The crowd at Zavala’s feet are long gone — there are guns to be chased, after all, and a galactic war to be won — but I still see the odd player stop to pay their respects. I went to do the same last night, but forgot I was on another character whose emotes are set up differently. I baked you those pretend cakes in tribute, Commander, I promise. Destiny won’t be the same without you. In fact it already isn’t, even though you’re still sort of there.


MORE!

  • It’s GDC this week, and Ubisoft has acted early to kill off any happy-clappy party vibes by unveiling a suite of generative machine-learning tools it has designed for its narrative teams. To be fair, the suitably dystopian-sounding Ghostwriter is being pitched as supporting a human workforce, rather than replacing it, and is designed to greatly improve the variety of NPC barks in Ubi’s stock-in-trade open-worlders. Which sounds… okay, actually, but no doubt at least one Paris executive is asking probing questions about the software’s future savings potential. We’ll see.
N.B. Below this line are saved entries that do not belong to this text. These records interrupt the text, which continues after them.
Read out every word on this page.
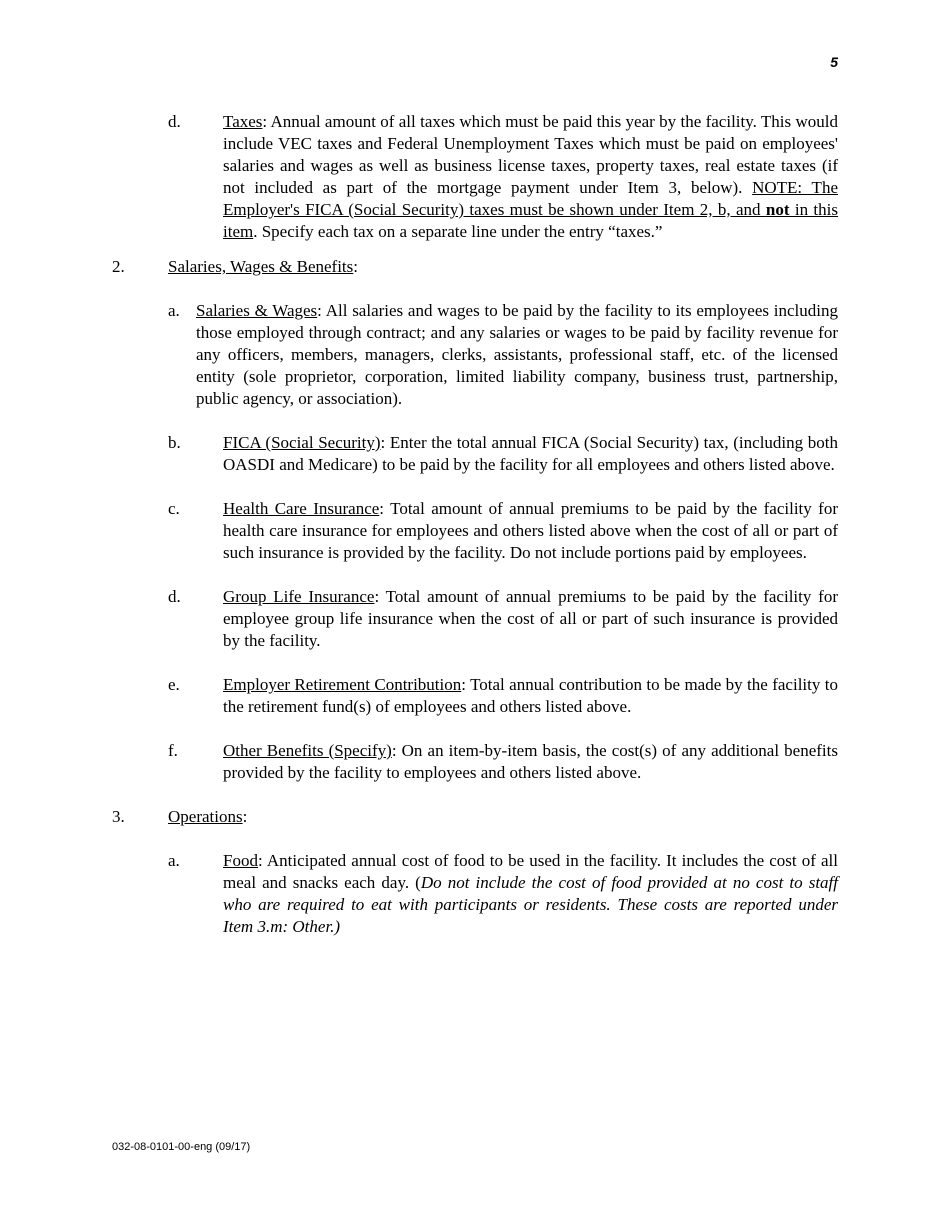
5
d. Taxes: Annual amount of all taxes which must be paid this year by the facility. This would include VEC taxes and Federal Unemployment Taxes which must be paid on employees' salaries and wages as well as business license taxes, property taxes, real estate taxes (if not included as part of the mortgage payment under Item 3, below). NOTE: The Employer's FICA (Social Security) taxes must be shown under Item 2, b, and not in this item. Specify each tax on a separate line under the entry “taxes.”
2.	Salaries, Wages & Benefits:
a. Salaries & Wages: All salaries and wages to be paid by the facility to its employees including those employed through contract; and any salaries or wages to be paid by facility revenue for any officers, members, managers, clerks, assistants, professional staff, etc. of the licensed entity (sole proprietor, corporation, limited liability company, business trust, partnership, public agency, or association).
b. FICA (Social Security): Enter the total annual FICA (Social Security) tax, (including both OASDI and Medicare) to be paid by the facility for all employees and others listed above.
c.	Health Care Insurance: Total amount of annual premiums to be paid by the facility for health care insurance for employees and others listed above when the cost of all or part of such insurance is provided by the facility. Do not include portions paid by employees.
d. Group Life Insurance: Total amount of annual premiums to be paid by the facility for employee group life insurance when the cost of all or part of such insurance is provided by the facility.
e.	Employer Retirement Contribution: Total annual contribution to be made by the facility to the retirement fund(s) of employees and others listed above.
f.	Other Benefits (Specify): On an item-by-item basis, the cost(s) of any additional benefits provided by the facility to employees and others listed above.
3.	Operations:
a.	Food: Anticipated annual cost of food to be used in the facility. It includes the cost of all meal and snacks each day. (Do not include the cost of food provided at no cost to staff who are required to eat with participants or residents. These costs are reported under Item 3.m: Other.)
032-08-0101-00-eng (09/17)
  • EA is delisting and ending the online services for Battlefield 1943 and the two Bad Company spin-offs. A blog post announcing the closure originally said Mirror’s Edge was also for the chop, but EA has since said its inclusion was “an error… we currently have no plans to remove Mirror’s Edge from digital storefronts.”
  • Microsoft has told the UK competition regulator that it is only offering Sony a decade-long licensing agreement for Call Of Duty because “a period of ten years is sufficient for Sony, as a leading publisher and console platform, to develop alternatives to COD.” It has also sought to reassure the CMA over its concerns at potential disparities between the Xbox and PlayStation versions if the acquisition goes through, citing the PS5 controller’s haptics as evidence that, if anything, the PlayStation version will be the better one. I mean, fair point — the rumble on the Series X controllers is appalling — but this anti-marketing nonsense has to stop.
  • Meanwhile, back at GDC, Microsoft has unveiled new tools that let developers monitor a game’s energy consumption in realtime. Pretty cool.
  • In ‘fools and their money’ news, CCP has raised $40m for the development of a “triple-A blockchain game” set in the EVE Online universe, in a round led, predictably, by Andreesen Horowitz. “With advancements made within blockchain, we can forge a new universe deeply imbued with our expertise in player agency and autonomy, empowering players to engage in new ways,” parped CCP CEO Hilar Veigar Pétursson.
  • Twitch has laid off 400 staff and revealed an 8% dip in viewing figures just days after founding CEO Emmett Shear left the company. A nice welcome gift for his replacement, Dan Clancy.
  • Sifu publisher Kepler Interactive made $50m in revenue in its first full year of business, which is nice. Congrats to the handful of Hit Points chums over there, they’re a fine bunch.
  • Amazon’s cloud-streaming service Luna has finally launched in the UK, Canada and Germany. Don’t all rush at once, now.
  • Respawn Entertainment has opened a third studio in Madison, Wisconsin, which will be tasked with supporting Apex Legends. I had never thought of the dairy state as a hotbed of dev talent, personally, but studio director Ryan Burnett says it “is quickly becoming a central development hub” so I’ll shut up.